David Huckfelt & Billy Sedlmayr

David Huckfelt & Billy Sedlmayr

David Huckfelt & The Unarmed Forces
with support from Billy Sedlmayr

7pm doors | 7:30pm show
$25 Reserved Seating / $15 Advance / $20 Day of Show + fees
21+

In a career on the road less traveled that has found him sharing stages with a staggering diversity of artists: from Mavis Staples, Emmylou Harris & Greg Brown, to Bon Iver, Arcade Fire & Gregory Alan Isakov, and more recently an impressive array of Native American musicians including John Trudell, Quiltman, Keith Secola, and Annie Humphrey, Huckfelt wanted to build a new musical community for this collection of songs.

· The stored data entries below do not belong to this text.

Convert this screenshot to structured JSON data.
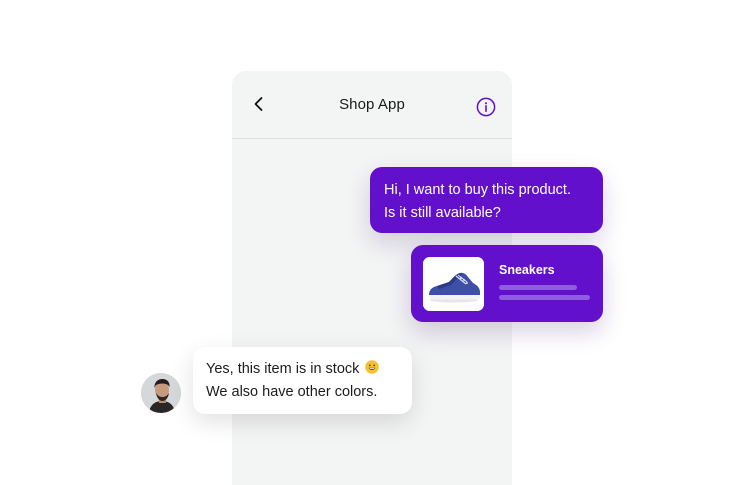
{
  "header": {
    "title": "Shop App",
    "back_icon": "chevron-left-icon",
    "info_icon": "info-circle-icon"
  },
  "outgoing_message": {
    "line1": "Hi, I want to buy this product.",
    "line2": "Is it still available?"
  },
  "product_card": {
    "name": "Sneakers",
    "image": "blue-sneaker"
  },
  "incoming_message": {
    "line1": "Yes, this item is in stock",
    "emoji": "grinning-face",
    "line2": "We also have other colors."
  },
  "colors": {
    "accent": "#6210cc",
    "phone_background": "#f3f4f4",
    "bubble_in_background": "#ffffff"
  }
}
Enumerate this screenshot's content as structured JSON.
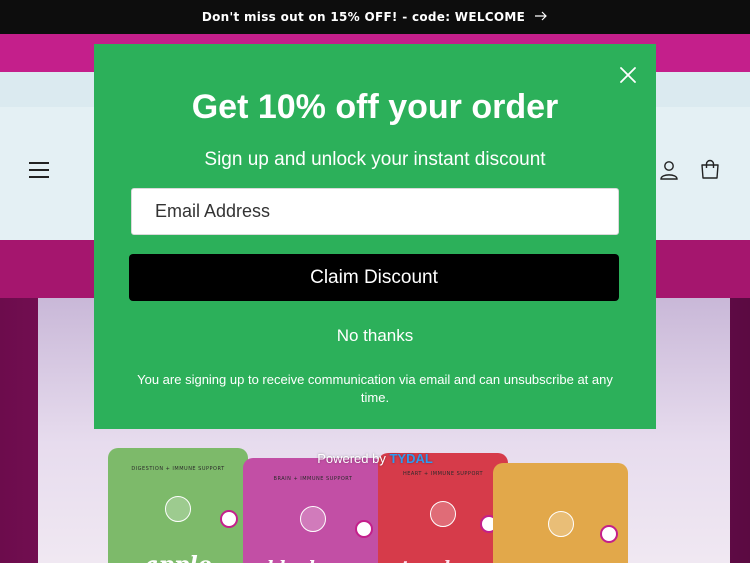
{
  "announcement": {
    "text": "Don't miss out on 15% OFF! - code: WELCOME",
    "arrow_icon": "arrow-right-icon"
  },
  "header": {
    "menu_icon": "hamburger-menu-icon",
    "account_icon": "account-icon",
    "cart_icon": "cart-icon"
  },
  "hero": {
    "products": [
      {
        "name": "apple",
        "tag": "DIGESTION + IMMUNE SUPPORT",
        "color": "#7dba6a"
      },
      {
        "name": "blueberry",
        "tag": "BRAIN + IMMUNE SUPPORT",
        "color": "#c24fa5"
      },
      {
        "name": "strawberry",
        "tag": "HEART + IMMUNE SUPPORT",
        "color": "#d63b4a"
      },
      {
        "name": "",
        "tag": "",
        "color": "#e2a84a"
      }
    ]
  },
  "modal": {
    "title": "Get 10% off your order",
    "subtitle": "Sign up and unlock your instant discount",
    "email_placeholder": "Email Address",
    "claim_button": "Claim Discount",
    "no_thanks": "No thanks",
    "disclaimer": "You are signing up to receive communication via email and can unsubscribe at any time.",
    "close_icon": "close-icon",
    "background_color": "#2cb05a"
  },
  "powered_by": {
    "prefix": "Powered by",
    "brand": "TYDAL"
  }
}
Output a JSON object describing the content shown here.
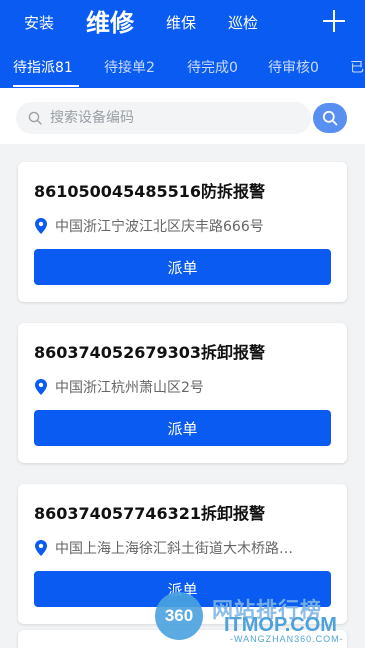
{
  "header": {
    "nav_tabs": [
      {
        "label": "安装"
      },
      {
        "label": "维修"
      },
      {
        "label": "维保"
      },
      {
        "label": "巡检"
      }
    ],
    "add_icon": "plus-icon",
    "background_color": "#0a5bf2"
  },
  "status_tabs": [
    {
      "label": "待指派81"
    },
    {
      "label": "待接单2"
    },
    {
      "label": "待完成0"
    },
    {
      "label": "待审核0"
    },
    {
      "label": "已"
    }
  ],
  "search": {
    "placeholder": "搜索设备编码",
    "value": "",
    "icon": "search-icon",
    "button_icon": "search-icon"
  },
  "orders": [
    {
      "title": "861050045485516防拆报警",
      "address": "中国浙江宁波江北区庆丰路666号",
      "action_label": "派单"
    },
    {
      "title": "860374052679303拆卸报警",
      "address": "中国浙江杭州萧山区2号",
      "action_label": "派单"
    },
    {
      "title": "860374057746321拆卸报警",
      "address": "中国上海上海徐汇斜土街道大木桥路…",
      "action_label": "派单"
    }
  ],
  "watermark": {
    "logo_text": "360",
    "title": "网站排行榜",
    "domain": "ITMOP.COM",
    "subdomain": "-WANGZHAN360.COM-"
  },
  "colors": {
    "accent": "#0a5bf2",
    "background": "#f2f3f5",
    "location_pin": "#0a5bf2"
  }
}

While his 2018 solo debut record “Stranger Angels” was written in complete isolation at Isle Royale National Park on Lake Superior just a few miles from the Canadian border, “Room Enough, Time Enough” was created in the borderlands of southern Arizona, in the musical mecca of Tucson, the high Sonoran Desert and one of the richest, most biodiverse ecosystems in the world. He asked Tucson producer and multi-instrumentalist Gabriel Sullivan (XIXA) to open up Dust + Stone Studios to a host of friends, contemporaries, strangers, artists, outlaws, cowboys, and Native musicians: Ojibwe ambassador of Native Americana music Keith Secola, Tucson’s own living songwriting legend Billy Sedlmayr, Giant Sand founder and head purveyor of the southwestern electric-fuzz border sound Howe Gelb; former Bob Dylan drummer Winston Watson, and Calexico hired guns Connor Gallaher on pedal steel and Jon Villa on trumpet. Together with the unmatched vocal chants of John Trudell’s constant collaborator & Warm Springs Nation Native singer Quiltman, these songs found their people and vice versa in a perfect storm of generosity, fierceness and compassion. In thousands of shows across the United States, Canada & overseas, Huckfelt’s grassroots following has grown from small-town opera houses, Midwestern barn concerts, and progressive benefit events to national tours and festival stages like Hardly Strictly Bluegrass, Edmonton and Calgary Folk Fests, and the legendary First Avenue club in his beloved Minneapolis home.